The teaky saloon of the ol' Betty Jane ...the perfect place to blog yer heart out!
Showing posts with label Varnishing. Show all posts
Showing posts with label Varnishing. Show all posts

Beauty Beyond Consistency

Okay, I've been taking a few hits on my decision to have Betty's teak rails and trim wooded down, as they say. You know. Where some stalwart soul, with sandpaper, heat gun, power sander, and other assorted tools and ointments, removes all (or virtually all) the finish from the brightwork of a vessel at vast expense and with great and tedious expenditure of time.

"What about that story you wrote in PMY last year tellin' us all that synthetic varnish was the greatest thing since salty water," a friend and colleague protested. "Was that all baloney? What ever happened to good old-fashioned consistency?"

Huh! Obviously, the blog entry just previous to this little beauty was not as clear as it needed to be!
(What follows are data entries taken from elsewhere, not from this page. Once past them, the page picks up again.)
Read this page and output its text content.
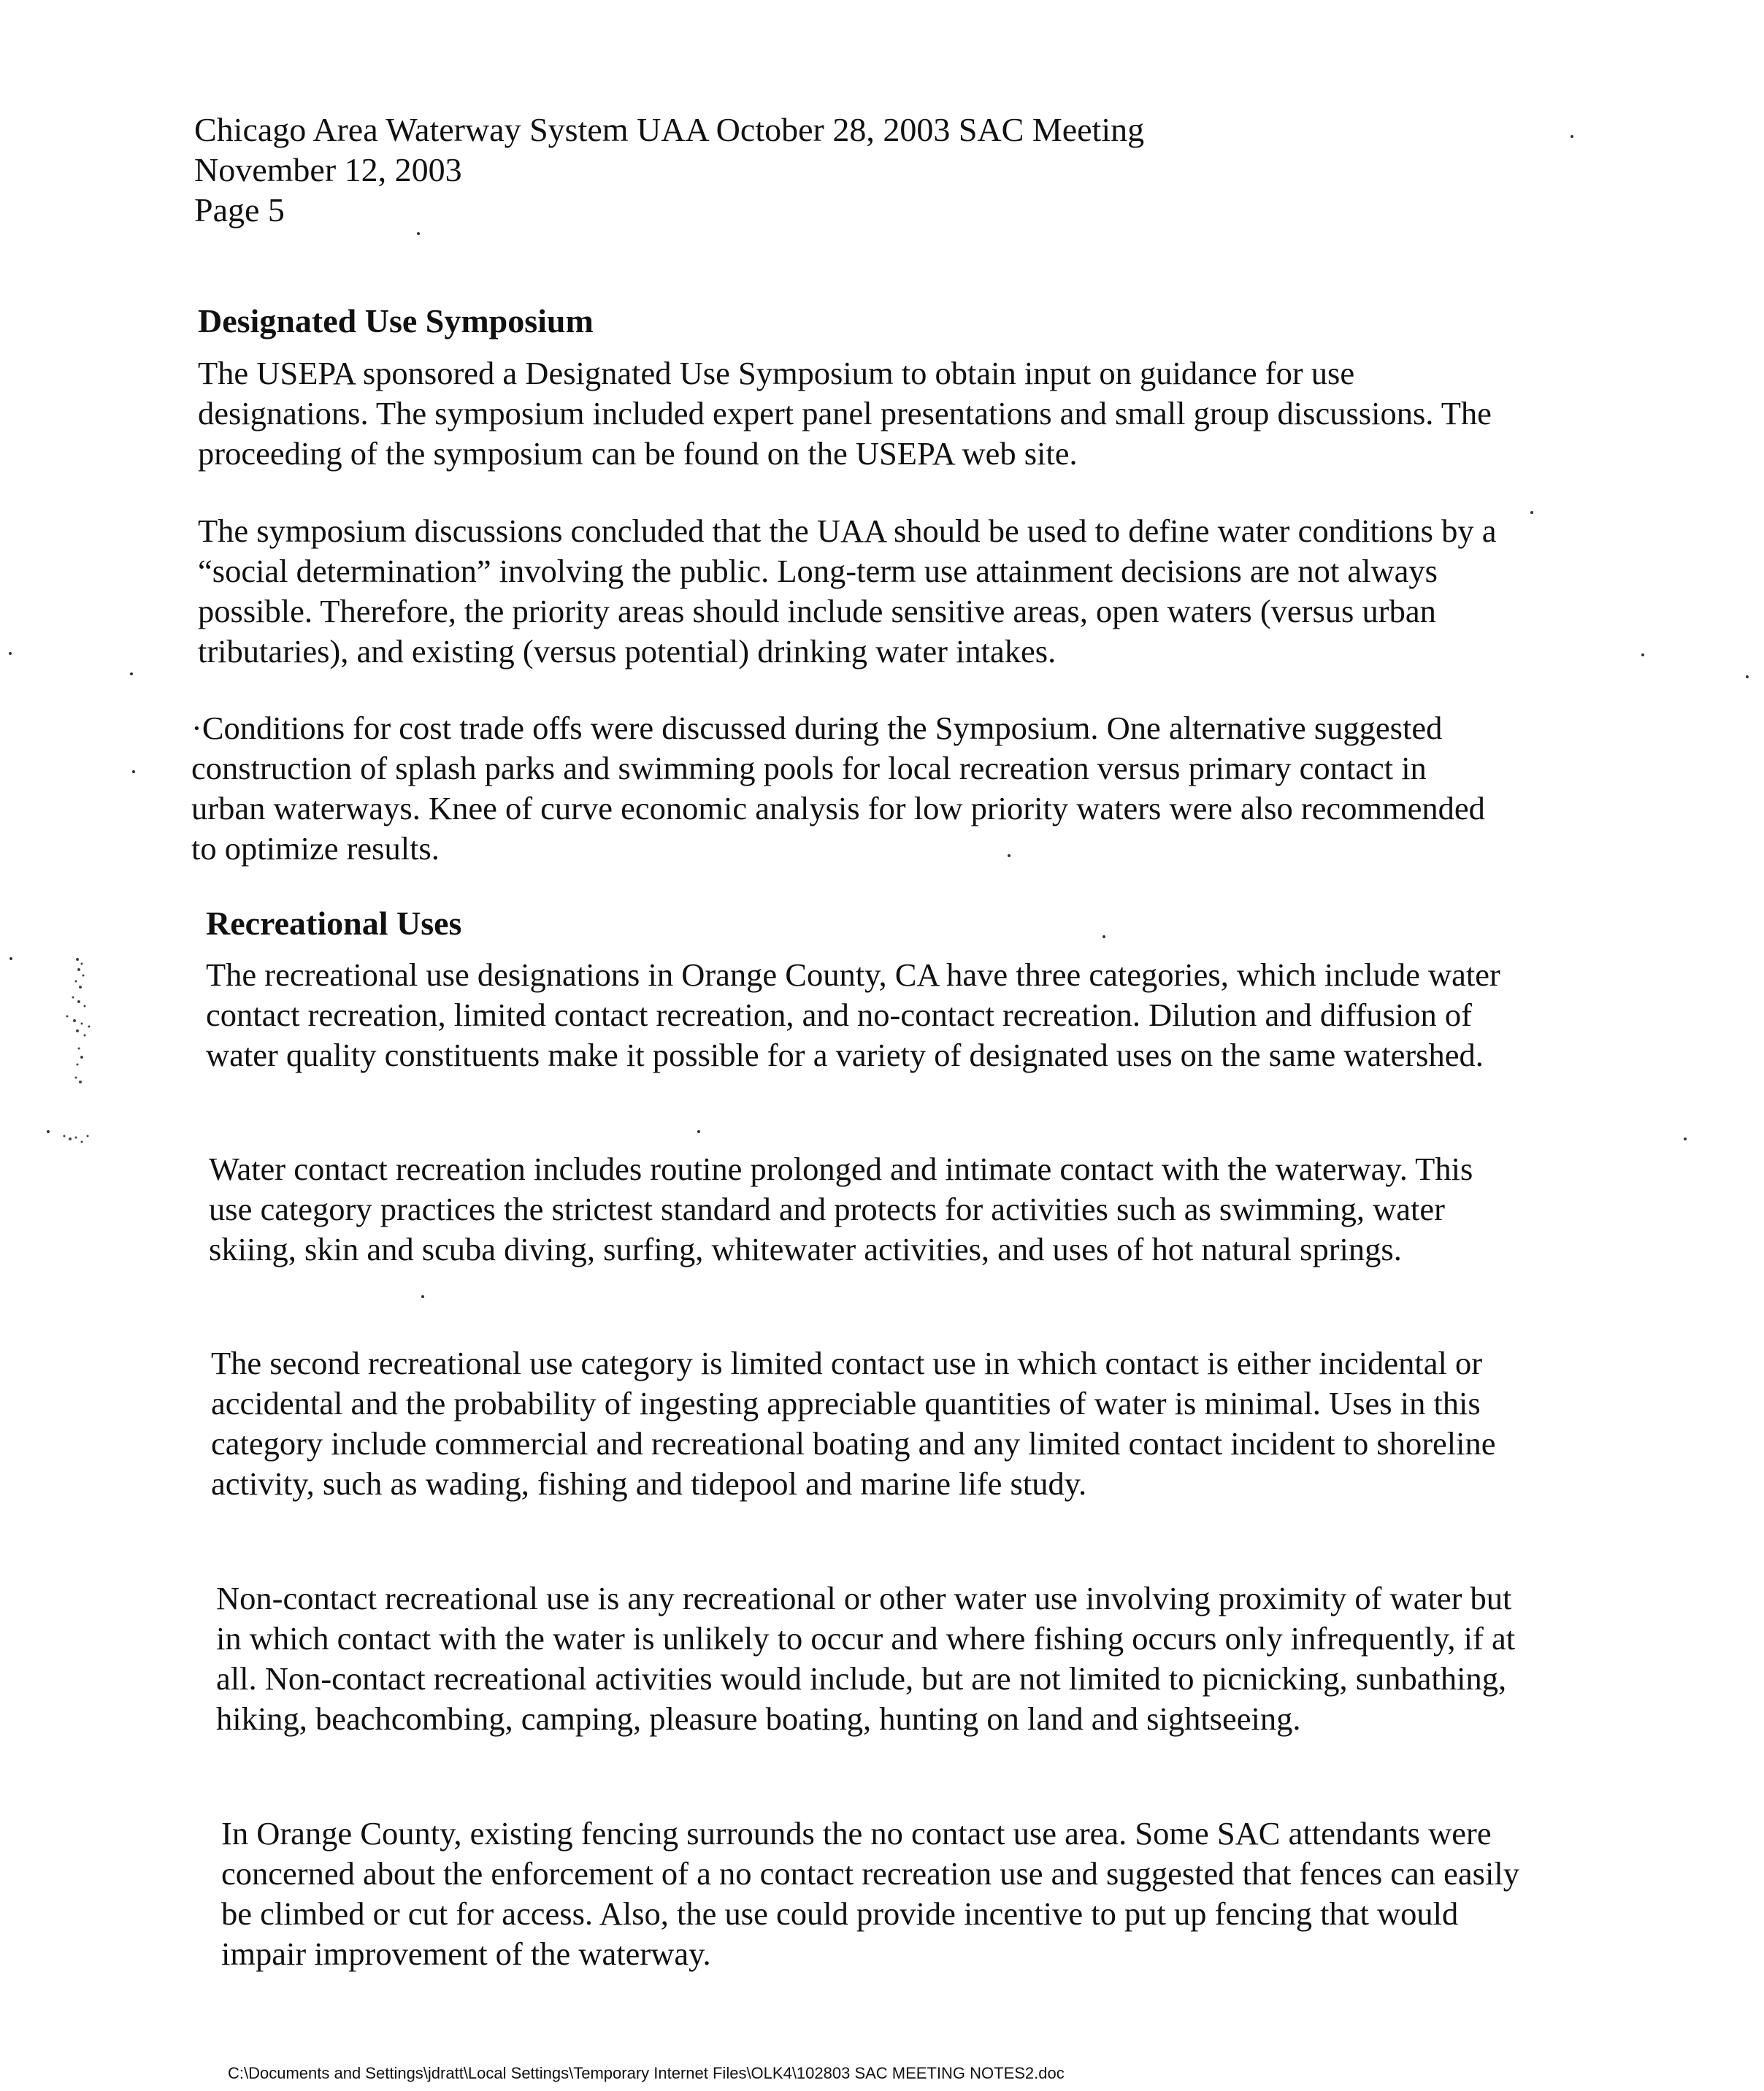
Chicago Area Waterway System UAA October 28, 2003 SAC Meeting
November 12, 2003
Page 5
Designated Use Symposium

The USEPA sponsored a Designated Use Symposium to obtain input on guidance for use designations. The symposium included expert panel presentations and small group discussions. The proceeding of the symposium can be found on the USEPA web site.

The symposium discussions concluded that the UAA should be used to define water conditions by a “social determination” involving the public. Long-term use attainment decisions are not always possible. Therefore, the priority areas should include sensitive areas, open waters (versus urban tributaries), and existing (versus potential) drinking water intakes.

·Conditions for cost trade offs were discussed during the Symposium. One alternative suggested construction of splash parks and swimming pools for local recreation versus primary contact in urban waterways. Knee of curve economic analysis for low priority waters were also recommended to optimize results.

Recreational Uses

The recreational use designations in Orange County, CA have three categories, which include water contact recreation, limited contact recreation, and no-contact recreation. Dilution and diffusion of water quality constituents make it possible for a variety of designated uses on the same watershed.

Water contact recreation includes routine prolonged and intimate contact with the waterway. This use category practices the strictest standard and protects for activities such as swimming, water skiing, skin and scuba diving, surfing, whitewater activities, and uses of hot natural springs.

The second recreational use category is limited contact use in which contact is either incidental or accidental and the probability of ingesting appreciable quantities of water is minimal. Uses in this category include commercial and recreational boating and any limited contact incident to shoreline activity, such as wading, fishing and tidepool and marine life study.

Non-contact recreational use is any recreational or other water use involving proximity of water but in which contact with the water is unlikely to occur and where fishing occurs only infrequently, if at all. Non-contact recreational activities would include, but are not limited to picnicking, sunbathing, hiking, beachcombing, camping, pleasure boating, hunting on land and sightseeing.

In Orange County, existing fencing surrounds the no contact use area. Some SAC attendants were concerned about the enforcement of a no contact recreation use and suggested that fences can easily be climbed or cut for access. Also, the use could provide incentive to put up fencing that would impair improvement of the waterway.

C:\Documents and Settings\jdratt\Local Settings\Temporary Internet Files\OLK4\102803 SAC MEETING NOTES2.doc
Yeah, the synthetics worked fine, even looked passable to the naked eye. But the trouble with the synthetics, at least on Betty's teak, is that there are (today, but not for long) just too many of them. I mean, the way I got it figured, there are products from Cetol, Armada, West Marine, and Epifanes slathered on by myself and others, to say nothing of the various paints and stains some wag slipped in to cover dark spots and other eyesores.

The result? These days, Betty's luscious brightwork is lookin' a little less than bright and maybe a little less than luscious. And on top of that, for one reason or another, I was constrained to miss my most recent reapplication-of-synthetic-varnish window, a sin of omission that's since allowed blisters, bubbles, and all other manner of horrors to pop up like measles.

So Betty's gonna get wooded down, no doubt about it. And I'm going with regular ol' mainstream varnish--not synthetic varnish--as her overcoat, in large part just because I've never seen my lovely old boat thus arrayed.

And besides, I'm 61 years young. Why the heck bother with consistency anyway? Is it not often unwise?

Gang. I'm just theorizing here, but I bet the day my wife and I see Betty gleaming in the sunshine with eight new layers of pure ol' maple-syrupy varnish on her teak is gonna be a star-spangled-bannered doozy.

"It's gonna cost a freakin' fortune," chides my friend and colleague, a warning the art lover in me prefers to loftily ignore.


I reiterate (with feeling): What the heck!

Awwww, What The Heck


See the caprail and rail on the starboard side here? Well, over the past couple of years I've made a big deal about using synthetic varnishes of one kind or another to keep the shine shinin' on such components and cut labor of the hands-on variety

I have backed up this nifty course of action by citing a maintenance philosophy I learned from a guy named Manley Fulcher, a lead AB (Able Bodied Seaman) on a tug I once worked aboard maybe 25 years ago. Manley didn't care about the finer points of cosmetics on the ol' Sara Hayes. He simply wanted surfaces susceptible to rot, rust, and other horrors covered up with paint (mostly) and varnish (sometimes), so to protect them from the ravages of the ferocious saltwater environment.

Well, guess what, Manley! I hope you are not reading this because I am going against my better judgement (and yours) straight into the realm of museum-grade maintenance--I have hired a professional varnish guy (I ain't got the time is my excuse) to wood down the totality of the Betty Jane's rails, caprails, nameboards, and trim pieces, thereby removing scads of various coatings (even a little paint here and there to cover up darkened mildewed spots) and rendering all ten acres of her glistening brightwork fresh as the driven snow or, since my home port's in Florida, rain.

Once the wooding down is done, multiple coats of regular old-fashioned varnish will be applied...with great and expensive artistry. More details will be forthcoming since I have suggested that I lend my time to the job on weekends. Why not pay and work at the same time, thus adding insult to injury?<

Varnish heads in the marina are overjoyed, of course. They tell me I am going to be blown away by the final product, a product that will make my synthetic efforts look crass, even unclean and unwholesome.